Maybe I’m Just Tired
This was originally published in my Prime Lenses Newsletter. You can sign-up for a weekly update to your inbox here.
This week 2 new things have made me question whether I even want new things. We’ll start with social media and a trip back in time. It’s 2007. A fresh faced account executive named Iain is at Oyster Partners, Naoroji Street, London. He has just bounded up the stairs of the old school building to visit a project team he works with. Imran meets him as he crosses the office.
“Have you joined Twitter yet?”
I hadn’t. I was skeptical of signing up. What was the point? Who would use it? Remember, this is before Facebook had launched in the UK and the “benefits” of social media were unknown to us, we didn’t even know to call it social media yet. I had a Flickr account for photos, a neglected blog on my own website and that was about it. Twitter’s founders talked in excited abstract terms about “ambient intimacy”, Web 2.0 was something we were starting to say in relation to richer software on the web and Twitter had yet to blow up at SXSW, it would again with the arrival of the iPhone in late 2007. With the growing sense that this was something I caved, made an account that was private at first and then was swept along with it all just like everyone else. It was a lot of fun the way that you could suddenly reach folks with common interests all over the world, truly the gift of this age of the internet. Many of the wonderful people I get to speak to on the show are contacts and friends I’ve made using direct messaging tools on social platforms, a feature that become mainstream thanks to Twitter and later social networks that riffed on those ideas.
18 years later and if you’re a photo person online this week you’ve probably seen a growing number of posts encouraging you to once again move to a new photo-centric social network. The Foto App promises to become the best place to post pictures online. Chronological posts free of ads allowing me to “Reclaim” my feed, something I probably haven’t been able to do since Google Reader shut down in 2013. The fediverse, activitypub and other standards are probably the way to go but the bigger barrier facing me is the very real fatigue with social websites and the pressure they place on us to post, be active and generally “join the conversation”.

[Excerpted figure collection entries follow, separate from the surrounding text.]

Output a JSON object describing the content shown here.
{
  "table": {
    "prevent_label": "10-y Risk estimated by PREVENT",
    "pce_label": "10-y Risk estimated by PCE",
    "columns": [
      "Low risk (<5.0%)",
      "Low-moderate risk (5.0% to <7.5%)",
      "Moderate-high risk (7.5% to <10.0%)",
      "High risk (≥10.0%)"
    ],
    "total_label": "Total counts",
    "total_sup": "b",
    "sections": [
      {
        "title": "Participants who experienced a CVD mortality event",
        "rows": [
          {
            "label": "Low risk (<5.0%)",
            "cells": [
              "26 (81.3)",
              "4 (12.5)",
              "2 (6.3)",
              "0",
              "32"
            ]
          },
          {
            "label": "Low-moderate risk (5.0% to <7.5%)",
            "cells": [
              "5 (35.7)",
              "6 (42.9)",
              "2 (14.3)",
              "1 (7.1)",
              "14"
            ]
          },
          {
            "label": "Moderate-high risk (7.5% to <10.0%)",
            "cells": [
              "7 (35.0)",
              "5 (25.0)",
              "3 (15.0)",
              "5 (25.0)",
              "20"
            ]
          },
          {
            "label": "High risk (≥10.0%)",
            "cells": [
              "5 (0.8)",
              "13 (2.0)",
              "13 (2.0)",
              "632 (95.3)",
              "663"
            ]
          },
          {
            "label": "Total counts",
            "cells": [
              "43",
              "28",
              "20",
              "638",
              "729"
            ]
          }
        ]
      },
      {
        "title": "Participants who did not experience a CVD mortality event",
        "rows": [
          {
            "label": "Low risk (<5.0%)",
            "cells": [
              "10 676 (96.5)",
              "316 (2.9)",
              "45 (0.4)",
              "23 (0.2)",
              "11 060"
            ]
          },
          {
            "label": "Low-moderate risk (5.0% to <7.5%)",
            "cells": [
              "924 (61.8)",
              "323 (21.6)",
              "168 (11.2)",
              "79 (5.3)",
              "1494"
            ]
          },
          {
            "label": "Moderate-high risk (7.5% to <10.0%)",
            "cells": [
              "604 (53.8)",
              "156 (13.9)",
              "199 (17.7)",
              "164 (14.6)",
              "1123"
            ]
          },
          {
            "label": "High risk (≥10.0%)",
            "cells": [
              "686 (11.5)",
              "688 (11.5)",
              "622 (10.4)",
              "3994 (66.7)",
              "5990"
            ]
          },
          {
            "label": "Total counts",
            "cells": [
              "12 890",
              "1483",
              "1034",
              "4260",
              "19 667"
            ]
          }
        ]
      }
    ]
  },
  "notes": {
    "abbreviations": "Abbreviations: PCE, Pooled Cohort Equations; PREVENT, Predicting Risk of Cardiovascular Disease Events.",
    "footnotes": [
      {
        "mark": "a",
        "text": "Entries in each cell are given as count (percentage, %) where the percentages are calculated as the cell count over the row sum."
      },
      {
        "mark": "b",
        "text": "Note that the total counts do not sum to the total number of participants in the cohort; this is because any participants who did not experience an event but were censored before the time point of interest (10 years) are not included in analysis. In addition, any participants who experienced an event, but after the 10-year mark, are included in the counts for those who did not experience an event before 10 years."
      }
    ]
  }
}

Ali of One Month Two Cameras fame recently finished a month off social media and has come back both refreshed and with gusto. I, on the other hand, am coming up on a year of Prime Lenses and could probably do with a break and a bit of a confidence boost. I’m going to be at the London Photography Show in March, if you’re going let me know, I’ll be the guy in the yellow Prime Lenses t-shirt :D
As far as Foto goes, I’m not sure I can do it again. I know that’s probably the wrong approach to take for someone making a podcast about photography. Someone who hopes to attract more listeners over time. But honestly, who has the time?! It’s not March 2020. I’m not going to be at home that much! xD
I’m on Mastodon, Instagram, Threads, Bluesky, I have a website, a job, a weekly podcast and newsletter to write. It’s a lot already. Can I really add to that? Should I? Who even are these guys? I’m wary now of who gets my data, what they might do with it, who buys it, all that stuff.
So I stand at a crossroads. Or maybe on the outside looking in.
BFF?
The other thing I have mixed feelings about is the new Sigma BF. I feel like Cartman in the episode of South Park where people assume he likes Family Guy.
The Sigma BF
On paper this camera is very me. A future focused, unapologetically modern camera. No SD card slot, no pretence at paying homage to roots in film. An imaging device that can only exist because of modern advancements in technology. A minimal design, matching series of lenses. This should be my jam, and yet I just dunno. I think it looks hard to hold and like no one said no to any of the ideas curated during its development. A strap lug on one side, a body that looks too small to hold comfortably. I will wait for the reviews rather than the first impressions of folks flown to Japan by Sigma but as it stands I’m far more excited by the Pixii or VWFNDR.
I admire what they’re doing but maybe not what they’ve made.